For the first time since the Goals were adopted last September, the UN assembled member states, civil society organisations and business leaders to establish “fruitful and effective” partnerships to achieve the 17 Goals by 2030.
In his opening remarks the president of the UN Assembly, Mr Mogens Lykketoft, said that the Sustainable Development Goals (SDGs) are a new opportunity for the international community to create a better and fairer world, that member states cannot afford to fail, and that action is required.
Nobel laureate Leymah Ghowee from Liberia described the SDG's as "a new social contract for the planet, binding for everybody". She stressed the responsibility of governments to establish dialogue with all stakeholders and engage communities.
The 21 April meeting discussed the need for more international cooperation in tax and financial matters.
Mr Mogens Lykketoft, former Finance Minister of Denmark, said that in light of recent tax evasion and avoidance scandals, countries are less reluctant than before to improve international cooperation on fiscal challenges.

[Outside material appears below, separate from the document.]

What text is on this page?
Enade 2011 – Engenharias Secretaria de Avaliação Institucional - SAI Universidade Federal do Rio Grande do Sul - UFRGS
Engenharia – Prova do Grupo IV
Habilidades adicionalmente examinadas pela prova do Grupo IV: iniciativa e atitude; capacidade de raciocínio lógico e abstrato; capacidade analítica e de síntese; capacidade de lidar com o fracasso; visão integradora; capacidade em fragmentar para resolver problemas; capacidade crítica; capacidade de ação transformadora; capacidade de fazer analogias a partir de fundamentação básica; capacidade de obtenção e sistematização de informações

Jeffrey Sachs, Director of the Earth Institute and renown economist at the University of Columbia, had happy news: "We have all the money in the world. It is a matter of choice. Make the investment analysis." The question is how to get the trillions of dollars circulating in the private sector working for the SDG's, Sachs said. He recommended that low income countries do not accept wealthy nations to tell them that they have no money.
Education International (EI) General Secretary Fred van Leeuwen, who attended the UN event, believes that the Global Partnership For Education (GPE), which brings all stakeholders - governments, civil society organisations , education unions and the private sector - together to collect and distribute education funds and to monitor education programs, represents a model that may also work for other SDGs.
Some business leaders said that for corporations to become engaged in the implementation of the SDGs, it should become "commercially attractive." In one of the panel discussions the managing director of the Society for international development (SID), Stefan Prato, noted that "as long as investor's rights are prevailing over human rights, we should be reluctant to open the public domain to commercial activity.
Education International shares SID's concern, according to Van Leeuwen. "We are very much in favour of partnerships that will accelerate the achievement of SDG 4 (" Quality Education"). However, education is to be publicly funded and free. Education is both an individual and collective right. Rights can only be guaranteed by governments. That responsibility can never be outsourced to the market".